Shoes and running injuries – where are we today?

When Dr. Benno Nigg went into retirement this summer he used the occasion to organize a symposium where many of his companions, but also young researchers discussed the future of running and running shoe research. The "running-symposium" in the Canadian Calgary on 15 and 16 August 2014 thus was not a classical scientific congress, but it offered the option for exchange and determination of where running shoe research is today.

Dr. Benno Nigg

"This conference is different from all the other conferences I know", said Simon Lüthi in the middle of a discussion. He was Benno Nigg's first PhD. student when Nigg changed from the ETH Zürich to the University of Calgary in order to design an interdisciplinary research center there. This research center dealt with the research of human locomotion. A focus of the "Human Performance Laboratory" was: Running and running shoes.

Ten keynote lectures and five panel discussions looked closely at these two topics. Not only recent trends, but also false presumptions from the past were discussed with a frankness that is quite rare.

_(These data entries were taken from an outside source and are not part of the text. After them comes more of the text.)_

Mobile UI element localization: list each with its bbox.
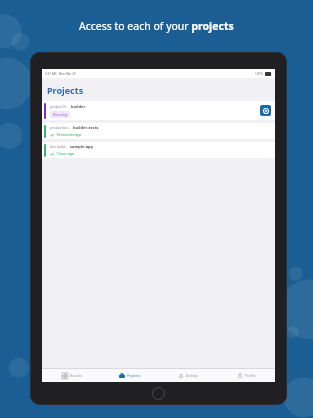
staticText: builder-tests [73,125,99,130]
staticText: production - [50,125,71,130]
staticText: Projects [127,373,141,378]
staticText: builder [71,104,86,109]
staticText: Profile [245,373,256,378]
staticText: dev build - [50,144,68,149]
button[interactable]: Boards [42,369,101,382]
button[interactable]: Open project [260,105,271,116]
staticText: Boards [70,373,82,378]
button[interactable]: dev build - [42,142,275,158]
staticText: 9:41 AM Mon Mar 20 [45,72,76,76]
staticText: Access to each of your projects [79,19,234,33]
button[interactable]: Profile [217,369,275,382]
staticText: sample-app [70,144,94,149]
button[interactable]: project 01 - [42,101,275,120]
button[interactable]: production - [42,123,275,139]
button[interactable]: Projects [101,369,159,382]
staticText: project 01 - [50,104,69,109]
staticText: Activity [186,373,198,378]
staticText: 14 minutes ago [56,132,82,137]
staticText: Projects [47,84,84,96]
button[interactable]: Activity [159,369,217,382]
staticText: Running [53,112,67,117]
staticText: 1 hour ago [56,151,74,156]
staticText: 100% [255,72,263,76]
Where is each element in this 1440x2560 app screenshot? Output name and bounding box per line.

Benno Nigg himself talked in his lecture once more about the reasons why they did research about running shoes at all. Already in the 70s there had been statistics of a certain percentage of runners that were injured in the course of a season. "Our assumption was," according to Nigg, "that shoes do play a role here and you could lower the injury rate by using corresponding shoe or protection designs." This assumption was supported by first biomechanical measurements that showed a strong impact during the heel-strike and a pronation during the heel-strike phase that appeared unnaturally strong. That was the birth of modern sports shoe research.

Impact and pronation were to dominate research and the concepts of sports shoe producers for years. They still determine today big parts of their product line of many manufacturers. However, in biomechanics these concepts are no longer used. "There is no evidence, neither using an epidemiological nor a prospective study that one of these two could be the reason of injuries," Joe Hamill from the University of Amherst, USA, stated. Various studies had shown that impact forces cannot predict if someone gets injured, Benno Nigg explained. For example the forces in the joints were higher in the push-off phase than in the heel-strike phase. And if impact forces would indeed play a role here, according to Nigg, then faster runners would have to be injured more often, because the impact forces get bigger with speed. But this was not the case.

Also pronation that was intended to be curtailed with shoes for decades, has meanwhile be rehabilitated as a natural cushioning mechanism. This happened at the latest with the study of Rasmus Nielsen from Denmark, who examined the position of feet of 900 runners. His result: You can hardly find runners with a pronation exceeding 10 degrees. And runners with a normal pronation had the fewest injuries within the observation period of one year. "This is exactly the opposite of what we used to believe," Nigg exclaimed. "It looks like pronation is an advantage."